Quien exige lealtad a su persona, pero no corresponde con su propia lealtad al resto; quien busca su interés particular e inmediato y está dispuesto a sacrificar el interés común, no merece esa lealtad; únicamente busca fidelidad personal, irracional, como la que un perro tiene por su amo.

Una organización que prima la fidelidad sobre la lealtad está llamada a entrar en decadencia. Los intereses personales se acaban convirtiendo en la guía de sus líderes, que no tienen contestación en su entorno y acaban endiosados, confundiendo lo que no es más que una visión personal con la verdad general. Los que quieren llegar a posiciones de liderazgo se ven obligados a eliminar cualquier criticismo y finalmente la organización es dirigida no por los mejores, sino por los que mejor se adaptan a esa línea de actuación. La organización desperdicia el potencial humano con que cuenta y va perdiendo su capacidad de innovación y adaptación a una realidad que evoluciona continuamente.

El respeto mutuo y el respeto de las normas generalmente aceptadas son las claves de una convivencia pacífica. 

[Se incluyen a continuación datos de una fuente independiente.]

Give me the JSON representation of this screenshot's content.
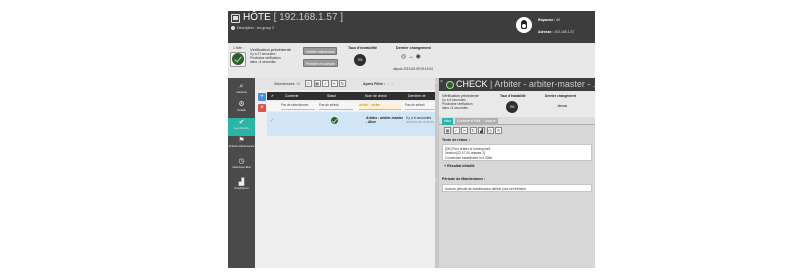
{
  "header": {
    "title": "HÔTE",
    "ip": "192.168.1.57",
    "description": "Description : vm-group 3",
    "realm_label": "Royaume :",
    "realm_value": "All",
    "address_label": "Adresse :",
    "address_value": "192.168.1.57"
  },
  "status": {
    "state_label": "L'hôte :",
    "verif_title": "Vérification précédente",
    "verif_ago": "il y a 27 secondes",
    "next_verif": "Prochaine vérification",
    "next_in": "dans ≈4 secondes",
    "verify_now": "Vérifier maintenant",
    "try_now": "Prendre en compte",
    "instability_title": "Taux d'instabilité",
    "instability_value": "0%",
    "last_change_title": "Dernier changement",
    "last_change_date": "depuis 2019-05-09 09:19:04"
  },
  "sidebar": {
    "items": [
      {
        "icon": "search-icon",
        "glyph": "⌕",
        "label": "Général"
      },
      {
        "icon": "gears-icon",
        "glyph": "⚙",
        "label": "Détails"
      },
      {
        "icon": "checks-icon",
        "glyph": "✔",
        "label": "Les Checks"
      },
      {
        "icon": "flag-icon",
        "glyph": "⚑",
        "label": "Activité Maintenance"
      },
      {
        "icon": "history-icon",
        "glyph": "◷",
        "label": "Historique Etat"
      },
      {
        "icon": "chart-icon",
        "glyph": "▟",
        "label": "Graphiques"
      }
    ]
  },
  "list": {
    "selected_label": "Sélectionnés :",
    "selected_count": "0",
    "filters_label": "Après Filtre :",
    "filters_count": "1 / 1",
    "columns": [
      "Contexte",
      "Statut",
      "Nom de check",
      "Dernière vé"
    ],
    "filters": [
      "Par de sélectionner",
      "Pas de sélecti",
      "Arbiter - arbiter",
      "Pas de sélecti"
    ],
    "rows": [
      {
        "name": "Arbiter - arbiter-master - Alive",
        "last": "il y a 6 secondes",
        "last_date": "2019-05-09 14:26:55"
      }
    ]
  },
  "detail": {
    "title_prefix": "CHECK",
    "title_name": "Arbiter - arbiter-master - ...",
    "verif_title": "Vérification précédente",
    "verif_ago": "il y a 6 secondes",
    "next_verif": "Prochaine vérification",
    "next_in": "dans ≈4 secondes",
    "instability_title": "Taux d'instabilité",
    "instability_value": "0%",
    "last_change_title": "Dernier changement",
    "last_change_value": "Jamais",
    "tabs": [
      "Infos",
      "Contexte et Métr",
      "Avancé"
    ],
    "output_label": "Texte de retour :",
    "output_lines": [
      "[OK] Pour arbiter is running well.",
      "Version [02.07.00-release.1].",
      "Connection established in 0.008s."
    ],
    "detailed_result": "Résultat détaillé",
    "maintenance_label": "Période de Maintenance :",
    "maintenance_text": "Aucune période de maintenance définie pour cet élément"
  }
}
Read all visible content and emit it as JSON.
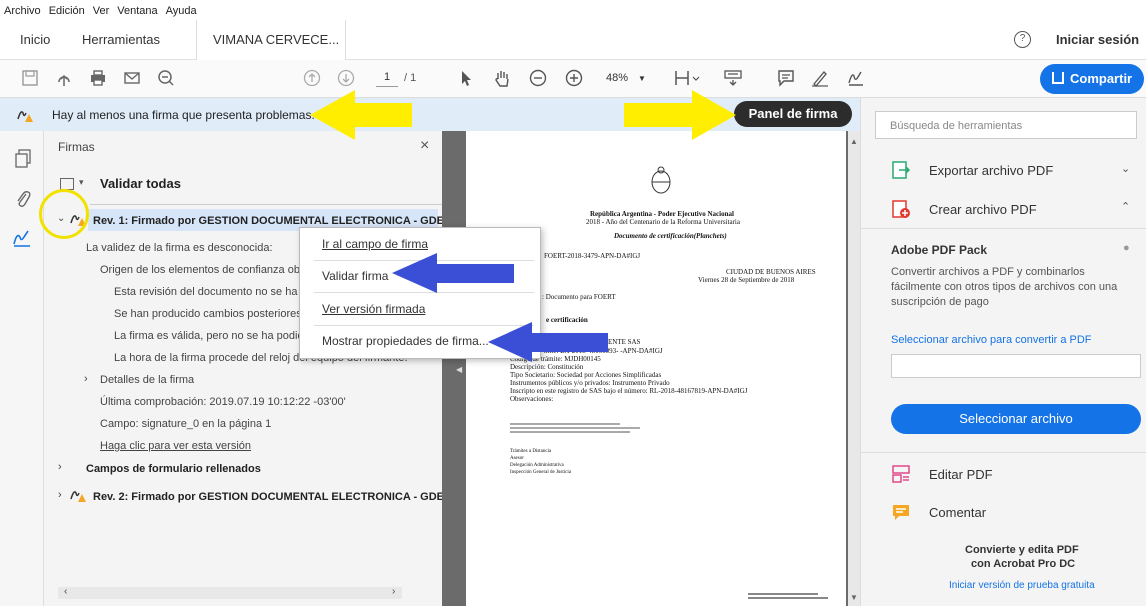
{
  "menubar": {
    "items": [
      "Archivo",
      "Edición",
      "Ver",
      "Ventana",
      "Ayuda"
    ]
  },
  "tabs": {
    "home": "Inicio",
    "tools": "Herramientas",
    "doc": "VIMANA CERVECE...",
    "close": "×",
    "signin": "Iniciar sesión",
    "help": "?"
  },
  "toolbar": {
    "page_current": "1",
    "page_total": "/ 1",
    "zoom": "48%",
    "share": "Compartir"
  },
  "message": {
    "text": "Hay al menos una firma que presenta problemas.",
    "panel_button": "Panel de firma"
  },
  "signatures": {
    "title": "Firmas",
    "close": "×",
    "validate_all": "Validar todas",
    "rev1_title": "Rev. 1: Firmado por GESTION DOCUMENTAL ELECTRONICA - GDE",
    "lines": [
      "La validez de la firma es desconocida:",
      "Origen de los elementos de confianza obteni",
      "Esta revisión del documento no se ha mod",
      "Se han producido cambios posteriores en",
      "La firma es válida, pero no se ha podido c",
      "La hora de la firma procede del reloj del equipo del firmante."
    ],
    "details": "Detalles de la firma",
    "last_check": "Última comprobación: 2019.07.19 10:12:22 -03'00'",
    "field": "Campo: signature_0 en la página 1",
    "view_link": "Haga clic para ver esta versión",
    "form_fields": "Campos de formulario rellenados",
    "rev2_title": "Rev. 2: Firmado por GESTION DOCUMENTAL ELECTRONICA - GDE"
  },
  "context_menu": {
    "go_field": "Ir al campo de firma",
    "validate": "Validar firma",
    "view_signed": "Ver versión firmada",
    "show_props": "Mostrar propiedades de firma..."
  },
  "document": {
    "header1": "República Argentina - Poder Ejecutivo Nacional",
    "header2": "2018 - Año del Centenario de la Reforma Universitaria",
    "doc_type": "Documento de certificación(Planchets)",
    "number": "FOERT-2018-3479-APN-DA#IGJ",
    "city": "CIUDAD DE BUENOS AIRES",
    "date": "Viernes 28 de Septiembre de 2018",
    "ref": ": Documento para FOERT",
    "cert": "e certificación",
    "company": "ECERIA INDEPENDIENTE SAS",
    "expediente": "mite: EX-2018-48166093- -APN-DA#IGJ",
    "code": "Código de trámite: MJDH00145",
    "desc": "Descripción: Constitución",
    "type": "Tipo Societario: Sociedad por Acciones Simplificadas",
    "instr": "Instrumentos públicos y/o privados: Instrumento Privado",
    "inscr": "Inscripto en este registro de SAS bajo el número: RL-2018-48167819-APN-DA#IGJ",
    "obs": "Observaciones:",
    "footer1": "Trámites a Distancia",
    "footer2": "Asesor",
    "footer3": "Delegación Administrativa",
    "footer4": "Inspección General de Justicia"
  },
  "right_pane": {
    "search_placeholder": "Búsqueda de herramientas",
    "export": "Exportar archivo PDF",
    "create": "Crear archivo PDF",
    "pack_title": "Adobe PDF Pack",
    "pack_desc1": "Convertir archivos a PDF y combinarlos",
    "pack_desc2": "fácilmente con otros tipos de archivos con una",
    "pack_desc3": "suscripción de pago",
    "select_link": "Seleccionar archivo para convertir a PDF",
    "select_button": "Seleccionar archivo",
    "edit": "Editar PDF",
    "comment": "Comentar",
    "promo1": "Convierte y edita PDF",
    "promo2": "con Acrobat Pro DC",
    "trial": "Iniciar versión de prueba gratuita"
  },
  "colors": {
    "accent": "#1473e6",
    "yellow_arrow": "#ffee00",
    "blue_arrow": "#3a4fd6",
    "message_bg": "#e0ecf8"
  }
}
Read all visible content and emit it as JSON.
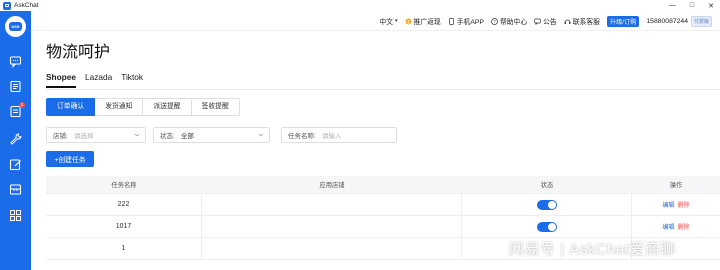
{
  "window": {
    "app_title": "AskChat",
    "controls": [
      "—",
      "□",
      "✕"
    ]
  },
  "topbar": {
    "language": "中文",
    "promo": "推广返现",
    "mobile_app": "手机APP",
    "help": "帮助中心",
    "announcement": "公告",
    "support": "联系客服",
    "upgrade": "升级/订购",
    "phone": "15880087244",
    "plan_badge": "付费版"
  },
  "page": {
    "title": "物流呵护",
    "platform_tabs": [
      "Shopee",
      "Lazada",
      "Tiktok"
    ],
    "sub_tabs": [
      "订单确认",
      "发货通知",
      "派送提醒",
      "签收提醒"
    ]
  },
  "filters": {
    "store": {
      "label": "店铺:",
      "placeholder": "请选择"
    },
    "status": {
      "label": "状态:",
      "value": "全部"
    },
    "task_name": {
      "label": "任务名称:",
      "placeholder": "请输入"
    }
  },
  "create_button": "+创建任务",
  "table": {
    "headers": [
      "任务名称",
      "应用店铺",
      "状态",
      "操作"
    ],
    "rows": [
      {
        "name": "222",
        "store": "",
        "edit": "编辑",
        "delete": "删除"
      },
      {
        "name": "1017",
        "store": "",
        "edit": "编辑",
        "delete": "删除"
      },
      {
        "name": "1",
        "store": "",
        "edit": "",
        "delete": ""
      }
    ]
  },
  "watermark": "网易号 | AskChat爱商聊",
  "sidebar": {
    "logo_text": "ASK",
    "badge_count": "1"
  },
  "colors": {
    "accent": "#1a6ce8",
    "danger": "#f24b4b"
  }
}
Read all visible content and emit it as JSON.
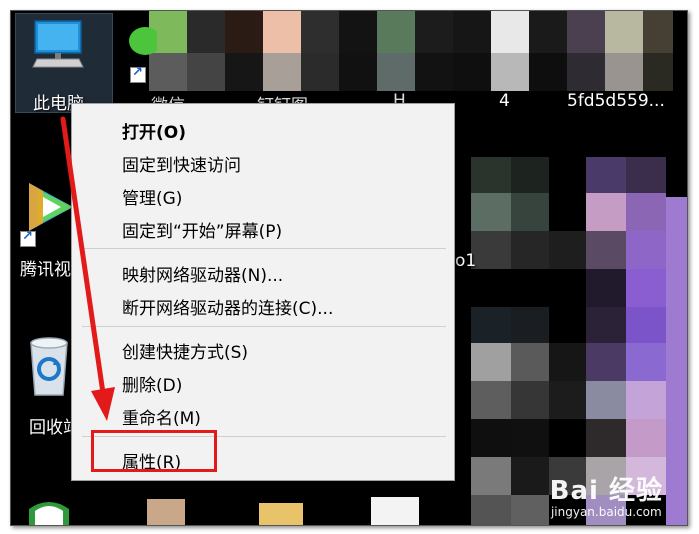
{
  "desktop": {
    "icons": [
      {
        "label": "此电脑",
        "icon": "computer-icon"
      },
      {
        "label": "腾讯视",
        "icon": "video-app-icon"
      },
      {
        "label": "回收站",
        "icon": "recycle-bin-icon"
      }
    ],
    "partial_labels": [
      "微信",
      "钉钉图",
      "H",
      "4",
      "5fd5d559...",
      "o1"
    ]
  },
  "context_menu": {
    "groups": [
      [
        "打开(O)",
        "固定到快速访问",
        "管理(G)",
        "固定到“开始”屏幕(P)"
      ],
      [
        "映射网络驱动器(N)...",
        "断开网络驱动器的连接(C)..."
      ],
      [
        "创建快捷方式(S)",
        "删除(D)",
        "重命名(M)"
      ],
      [
        "属性(R)"
      ]
    ],
    "default_item": "打开(O)",
    "highlighted_item": "属性(R)"
  },
  "annotation": {
    "color": "#e21a1a"
  },
  "watermark": {
    "main": "Bai 经验",
    "sub": "jingyan.baidu.com"
  }
}
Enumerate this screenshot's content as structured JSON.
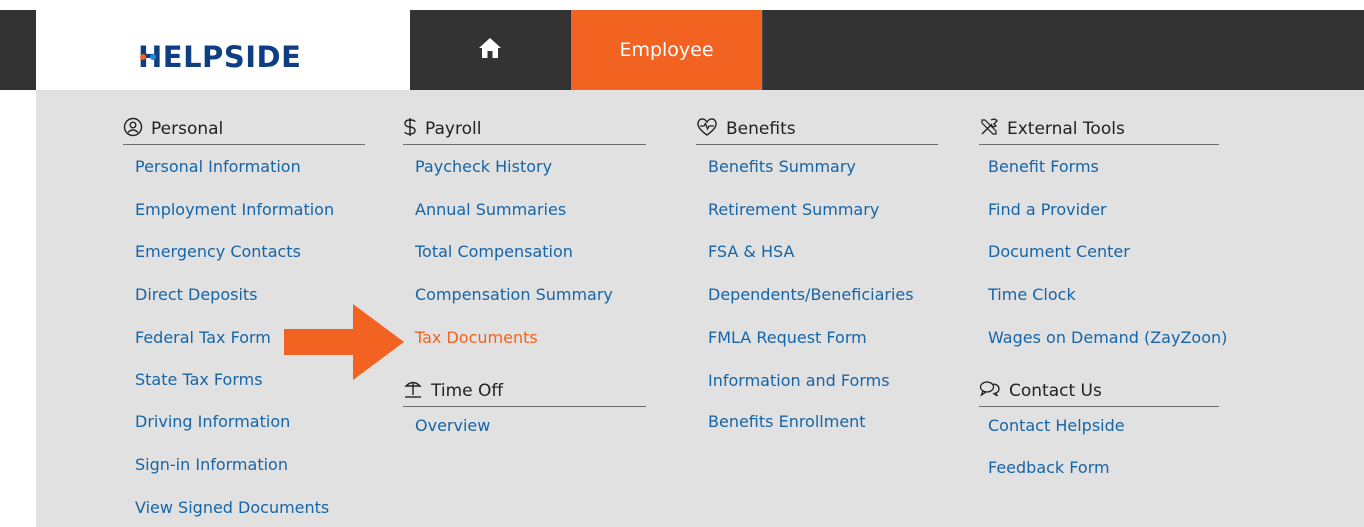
{
  "top_fragment": "(",
  "brand": {
    "name": "HELPSIDE",
    "dot_colors": [
      "#f26322",
      "#1e88e5"
    ],
    "color": "#0f3f82"
  },
  "nav": {
    "home_icon": "home-icon",
    "active_tab": "Employee",
    "accent": "#f26322",
    "bar_color": "#333333"
  },
  "menu": {
    "personal": {
      "title": "Personal",
      "icon": "user-circle-icon",
      "items": [
        "Personal Information",
        "Employment Information",
        "Emergency Contacts",
        "Direct Deposits",
        "Federal Tax Form",
        "State Tax Forms",
        "Driving Information",
        "Sign-in Information",
        "View Signed Documents"
      ]
    },
    "payroll": {
      "title": "Payroll",
      "icon": "dollar-icon",
      "items": [
        "Paycheck History",
        "Annual Summaries",
        "Total Compensation",
        "Compensation Summary",
        "Tax Documents"
      ]
    },
    "timeoff": {
      "title": "Time Off",
      "icon": "beach-icon",
      "items": [
        "Overview"
      ]
    },
    "benefits": {
      "title": "Benefits",
      "icon": "heart-pulse-icon",
      "items": [
        "Benefits Summary",
        "Retirement Summary",
        "FSA & HSA",
        "Dependents/Beneficiaries",
        "FMLA Request Form",
        "Information and Forms",
        "Benefits Enrollment"
      ]
    },
    "external": {
      "title": "External Tools",
      "icon": "tools-icon",
      "items": [
        "Benefit Forms",
        "Find a Provider",
        "Document Center",
        "Time Clock",
        "Wages on Demand (ZayZoon)"
      ]
    },
    "contact": {
      "title": "Contact Us",
      "icon": "chat-icon",
      "items": [
        "Contact Helpside",
        "Feedback Form"
      ]
    },
    "link_color": "#1565a8",
    "highlight": "Tax Documents"
  }
}
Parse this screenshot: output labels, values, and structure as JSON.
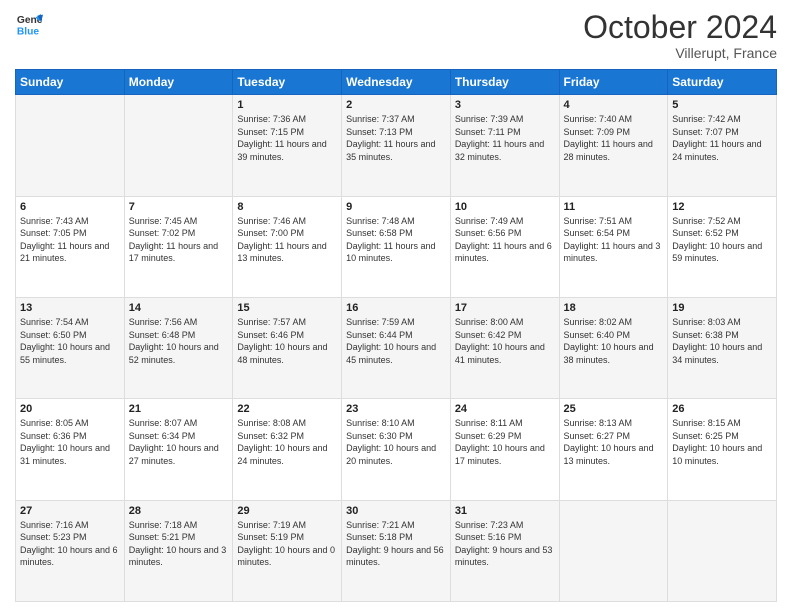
{
  "header": {
    "logo_line1": "General",
    "logo_line2": "Blue",
    "month": "October 2024",
    "location": "Villerupt, France"
  },
  "weekdays": [
    "Sunday",
    "Monday",
    "Tuesday",
    "Wednesday",
    "Thursday",
    "Friday",
    "Saturday"
  ],
  "weeks": [
    [
      {
        "day": "",
        "content": ""
      },
      {
        "day": "",
        "content": ""
      },
      {
        "day": "1",
        "content": "Sunrise: 7:36 AM\nSunset: 7:15 PM\nDaylight: 11 hours and 39 minutes."
      },
      {
        "day": "2",
        "content": "Sunrise: 7:37 AM\nSunset: 7:13 PM\nDaylight: 11 hours and 35 minutes."
      },
      {
        "day": "3",
        "content": "Sunrise: 7:39 AM\nSunset: 7:11 PM\nDaylight: 11 hours and 32 minutes."
      },
      {
        "day": "4",
        "content": "Sunrise: 7:40 AM\nSunset: 7:09 PM\nDaylight: 11 hours and 28 minutes."
      },
      {
        "day": "5",
        "content": "Sunrise: 7:42 AM\nSunset: 7:07 PM\nDaylight: 11 hours and 24 minutes."
      }
    ],
    [
      {
        "day": "6",
        "content": "Sunrise: 7:43 AM\nSunset: 7:05 PM\nDaylight: 11 hours and 21 minutes."
      },
      {
        "day": "7",
        "content": "Sunrise: 7:45 AM\nSunset: 7:02 PM\nDaylight: 11 hours and 17 minutes."
      },
      {
        "day": "8",
        "content": "Sunrise: 7:46 AM\nSunset: 7:00 PM\nDaylight: 11 hours and 13 minutes."
      },
      {
        "day": "9",
        "content": "Sunrise: 7:48 AM\nSunset: 6:58 PM\nDaylight: 11 hours and 10 minutes."
      },
      {
        "day": "10",
        "content": "Sunrise: 7:49 AM\nSunset: 6:56 PM\nDaylight: 11 hours and 6 minutes."
      },
      {
        "day": "11",
        "content": "Sunrise: 7:51 AM\nSunset: 6:54 PM\nDaylight: 11 hours and 3 minutes."
      },
      {
        "day": "12",
        "content": "Sunrise: 7:52 AM\nSunset: 6:52 PM\nDaylight: 10 hours and 59 minutes."
      }
    ],
    [
      {
        "day": "13",
        "content": "Sunrise: 7:54 AM\nSunset: 6:50 PM\nDaylight: 10 hours and 55 minutes."
      },
      {
        "day": "14",
        "content": "Sunrise: 7:56 AM\nSunset: 6:48 PM\nDaylight: 10 hours and 52 minutes."
      },
      {
        "day": "15",
        "content": "Sunrise: 7:57 AM\nSunset: 6:46 PM\nDaylight: 10 hours and 48 minutes."
      },
      {
        "day": "16",
        "content": "Sunrise: 7:59 AM\nSunset: 6:44 PM\nDaylight: 10 hours and 45 minutes."
      },
      {
        "day": "17",
        "content": "Sunrise: 8:00 AM\nSunset: 6:42 PM\nDaylight: 10 hours and 41 minutes."
      },
      {
        "day": "18",
        "content": "Sunrise: 8:02 AM\nSunset: 6:40 PM\nDaylight: 10 hours and 38 minutes."
      },
      {
        "day": "19",
        "content": "Sunrise: 8:03 AM\nSunset: 6:38 PM\nDaylight: 10 hours and 34 minutes."
      }
    ],
    [
      {
        "day": "20",
        "content": "Sunrise: 8:05 AM\nSunset: 6:36 PM\nDaylight: 10 hours and 31 minutes."
      },
      {
        "day": "21",
        "content": "Sunrise: 8:07 AM\nSunset: 6:34 PM\nDaylight: 10 hours and 27 minutes."
      },
      {
        "day": "22",
        "content": "Sunrise: 8:08 AM\nSunset: 6:32 PM\nDaylight: 10 hours and 24 minutes."
      },
      {
        "day": "23",
        "content": "Sunrise: 8:10 AM\nSunset: 6:30 PM\nDaylight: 10 hours and 20 minutes."
      },
      {
        "day": "24",
        "content": "Sunrise: 8:11 AM\nSunset: 6:29 PM\nDaylight: 10 hours and 17 minutes."
      },
      {
        "day": "25",
        "content": "Sunrise: 8:13 AM\nSunset: 6:27 PM\nDaylight: 10 hours and 13 minutes."
      },
      {
        "day": "26",
        "content": "Sunrise: 8:15 AM\nSunset: 6:25 PM\nDaylight: 10 hours and 10 minutes."
      }
    ],
    [
      {
        "day": "27",
        "content": "Sunrise: 7:16 AM\nSunset: 5:23 PM\nDaylight: 10 hours and 6 minutes."
      },
      {
        "day": "28",
        "content": "Sunrise: 7:18 AM\nSunset: 5:21 PM\nDaylight: 10 hours and 3 minutes."
      },
      {
        "day": "29",
        "content": "Sunrise: 7:19 AM\nSunset: 5:19 PM\nDaylight: 10 hours and 0 minutes."
      },
      {
        "day": "30",
        "content": "Sunrise: 7:21 AM\nSunset: 5:18 PM\nDaylight: 9 hours and 56 minutes."
      },
      {
        "day": "31",
        "content": "Sunrise: 7:23 AM\nSunset: 5:16 PM\nDaylight: 9 hours and 53 minutes."
      },
      {
        "day": "",
        "content": ""
      },
      {
        "day": "",
        "content": ""
      }
    ]
  ]
}
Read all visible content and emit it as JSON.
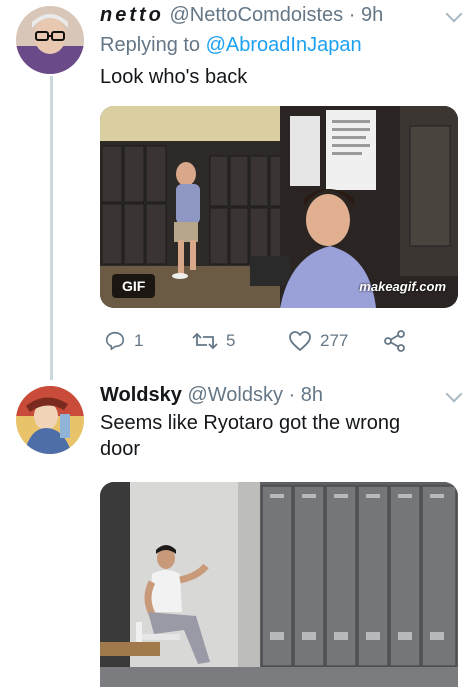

Las sociedades humanas son diversas y complejas. En los países avanzados conviven multitud de grupos sociales con diferentes religiones, etnias, culturas y valores. Incluso dentro de un mismo grupo social, las personas tienen diferentes ideas, perspectivas, puntos de vista e ideologías distintas. Una imposición forzada a alguien de un sistema de valores diferente, generalmente provoca rechazo y enfrentamiento, que pueden llegar a romper la concordia y la paz social. Si se quiere mantener esa armonía, el respeto mutuo en las relaciones personales (evitando la provocación, el insulto y el desprecio) y el respeto de las normas establecidas socialmente (aceptadas por la mayoría) son la clave.

Se puede replicar que en muchas ocasiones si no se rompiesen las normas establecidas, las sociedades no evolucionarían ni progresarían. En efecto, en la historia se pueden ver muchos ejemplos de cambios a través de conflictos. Actualmente, las sociedades democráticas ofrecen mecanismos para cambiar las normas respetando precisamente los procedimientos establecidos para ello y evitando disputas violentas.

El valor de una persona se mide por sus hechos, no por sus palabras.
Hablar es fácil, especialmente cuando no se tiene intención de cumplir lo que se dice. Pero lo que tiene valor es lo que realmente se hace, la acción. La calidad de una persona se basa en la coherencia entre lo que dice y lo que realmente hace.

La experiencia nos demuestra que muchas personas hablan de una forma pero actúan de otra, no habiendo congruencia entre sus palabras y sus actos. No podemos dar nuestra confianza a quién obra de esa manera. Quién demuestra mayor coherencia entre palabras y hechos merece más consideración y respeto.

Como dijo el Evangelista Mateo: “Por sus hechos los conoceréis”.

El hombre es incoherente por naturaleza.
Hablando en términos generales, todas las personas son incongruentes en ciertas ocasiones o situaciones de su vida. Es prácticamente imposible encontrar integridad incondicional u honestidad absoluta. Cualquier persona es proclive a hacer excepciones en su forma de pensar y actuar en favor de personas cercanas. 


Las personas, de forma habitual, aplican unos criterios y estándares determinados en su vida, a la hora de juzgar los hechos que observa o de los que tiene conocimiento. Lo hacen de acuerdo con un sistema de valores que le es propio, que puede ser más o menos exigente según las características de cada cual. Pero -la experiencia nos dice- ese sistema de criterios y valores habituales se relaja cuando se aplica a personas cercanas: conyugue, hijos, amigos, también a uno mismo, buscando un posible beneficio o tratando de evitar un perjuicio. La objetividad  que se aplica a terceros se pierde cuando juzgamos lo propio.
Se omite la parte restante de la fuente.